Background: Severe acute respiratory syndrome is frequently complicated by respiratory failure requiring ventilatory support. We aimed to compare the efficacy of non-invasive ventilation against invasive mechanical ventilation treating respiratory failure in this disease.
Methods: Retrospective analysis was conducted on all respiratory failure patients identified from the Hong Kong Hospital Authority Severe Acute Respiratory Syndrome Database. Intubation rate, mortality and secondary outcome of a hospital utilizing non-invasive ventilation under standard infection control conditions (NIV Hospital) were compared against 13 hospitals using solely invasive ventilation (IMV Hospitals). Multiple logistic regression analyses with adjustments for confounding variables were performed to test for association between outcomes and hospital groups.

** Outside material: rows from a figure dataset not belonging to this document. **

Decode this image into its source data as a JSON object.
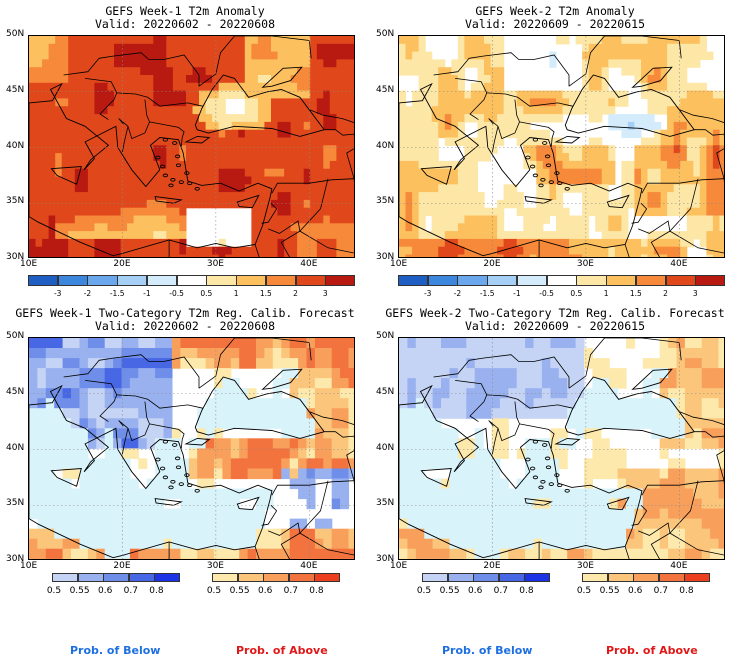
{
  "panels": [
    {
      "title": "GEFS Week-1 T2m Anomaly",
      "valid": "Valid: 20220602 - 20220608",
      "kind": "anom1"
    },
    {
      "title": "GEFS Week-2 T2m Anomaly",
      "valid": "Valid: 20220609 - 20220615",
      "kind": "anom2"
    },
    {
      "title": "GEFS Week-1 Two-Category T2m Reg. Calib. Forecast",
      "valid": "Valid: 20220602 - 20220608",
      "kind": "prob1"
    },
    {
      "title": "GEFS Week-2 Two-Category T2m Reg. Calib. Forecast",
      "valid": "Valid: 20220609 - 20220615",
      "kind": "prob2"
    }
  ],
  "lat_labels": [
    "50N",
    "45N",
    "40N",
    "35N",
    "30N"
  ],
  "lon_labels": [
    "10E",
    "20E",
    "30E",
    "40E"
  ],
  "anomaly_colorbar": {
    "ticks": [
      "-3",
      "-2",
      "-1.5",
      "-1",
      "-0.5",
      "0.5",
      "1",
      "1.5",
      "2",
      "3"
    ],
    "colors": [
      "#1f5fc4",
      "#3d86de",
      "#6ba7ec",
      "#a6cff5",
      "#d4ebfb",
      "#ffffff",
      "#fde7a6",
      "#fcc05e",
      "#f6893a",
      "#e0481c",
      "#b81a12"
    ]
  },
  "below_colorbar": {
    "ticks": [
      "0.5",
      "0.55",
      "0.6",
      "0.7",
      "0.8"
    ],
    "colors": [
      "#c5d4f4",
      "#99b2ef",
      "#6f8ee9",
      "#4767e5",
      "#1c33e6"
    ]
  },
  "above_colorbar": {
    "ticks": [
      "0.5",
      "0.55",
      "0.6",
      "0.7",
      "0.8"
    ],
    "colors": [
      "#fde9ac",
      "#fbc67b",
      "#f8a05b",
      "#f3733f",
      "#ec3f1f"
    ]
  },
  "legend": {
    "below": "Prob. of Below",
    "above": "Prob. of Above"
  },
  "colors": {
    "sea_prob": "#d9f3fb",
    "land_neutral": "#ffffff",
    "border": "#000000"
  }
}
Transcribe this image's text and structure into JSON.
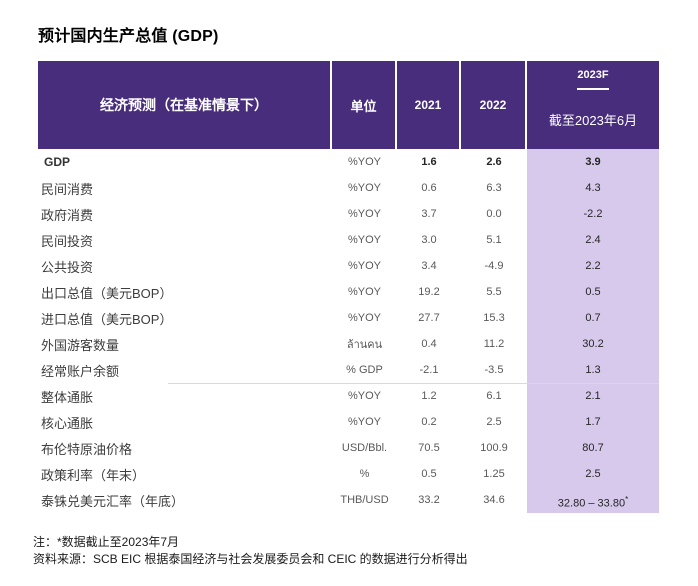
{
  "title": "预计国内生产总值 (GDP)",
  "table": {
    "header": {
      "col_label": "经济预测（在基准情景下）",
      "col_unit": "单位",
      "col_2021": "2021",
      "col_2022": "2022",
      "col_2023f": "2023F",
      "col_2023f_sub": "截至2023年6月"
    },
    "rows": [
      {
        "label": "GDP",
        "unit": "%YOY",
        "y2021": "1.6",
        "y2022": "2.6",
        "y2023f": "3.9",
        "bold": true
      },
      {
        "label": "民间消费",
        "unit": "%YOY",
        "y2021": "0.6",
        "y2022": "6.3",
        "y2023f": "4.3"
      },
      {
        "label": "政府消费",
        "unit": "%YOY",
        "y2021": "3.7",
        "y2022": "0.0",
        "y2023f": "-2.2"
      },
      {
        "label": "民间投资",
        "unit": "%YOY",
        "y2021": "3.0",
        "y2022": "5.1",
        "y2023f": "2.4"
      },
      {
        "label": "公共投资",
        "unit": "%YOY",
        "y2021": "3.4",
        "y2022": "-4.9",
        "y2023f": "2.2"
      },
      {
        "label": "出口总值（美元BOP）",
        "unit": "%YOY",
        "y2021": "19.2",
        "y2022": "5.5",
        "y2023f": "0.5"
      },
      {
        "label": "进口总值（美元BOP）",
        "unit": "%YOY",
        "y2021": "27.7",
        "y2022": "15.3",
        "y2023f": "0.7"
      },
      {
        "label": "外国游客数量",
        "unit": "ล้านคน",
        "y2021": "0.4",
        "y2022": "11.2",
        "y2023f": "30.2"
      },
      {
        "label": "经常账户余额",
        "unit": "% GDP",
        "y2021": "-2.1",
        "y2022": "-3.5",
        "y2023f": "1.3"
      },
      {
        "label": "整体通胀",
        "unit": "%YOY",
        "y2021": "1.2",
        "y2022": "6.1",
        "y2023f": "2.1",
        "divider_top": true
      },
      {
        "label": "核心通胀",
        "unit": "%YOY",
        "y2021": "0.2",
        "y2022": "2.5",
        "y2023f": "1.7"
      },
      {
        "label": "布伦特原油价格",
        "unit": "USD/Bbl.",
        "y2021": "70.5",
        "y2022": "100.9",
        "y2023f": "80.7"
      },
      {
        "label": "政策利率（年末）",
        "unit": "%",
        "y2021": "0.5",
        "y2022": "1.25",
        "y2023f": "2.5"
      },
      {
        "label": "泰铢兑美元汇率（年底）",
        "unit": "THB/USD",
        "y2021": "33.2",
        "y2022": "34.6",
        "y2023f": "32.80 – 33.80*"
      }
    ]
  },
  "notes": {
    "footnote": "注：*数据截止至2023年7月",
    "source": "资料来源：SCB EIC 根据泰国经济与社会发展委员会和 CEIC 的数据进行分析得出"
  },
  "colors": {
    "header_purple": "#482d7d",
    "forecast_column_bg": "#d6c9ec",
    "divider_gray": "#d9d9d9"
  }
}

Results: Both hospital groups had comparable demographics and clinical profiles, but NIV Hospital (42 patients) had higher lactate dehydrogenase ratio and worse radiographic score on admission and ribavirin-corticosteroid commencement. Compared to IMV Hospitals (451 patients), NIV Hospital had lower adjusted odds ratios for intubation (0.36, 95% CI 0.164 - 0.791, P = 0.011) and death (0.235, 95% CI 0.077 - 0.716, P = 0.011), and improved earlier after pulsed steroid rescue. There were no instances of transmission of severe acute respiratory syndrome among health care workers due to the use of non-invasive ventilation.
Conclusion: Compared to invasive mechanical ventilation, non-invasive ventilation as initial ventilatory support for acute respiratory failure in the presence of severe acute respiratory syndrome appeared to be associated with reduced intubation need and mortality.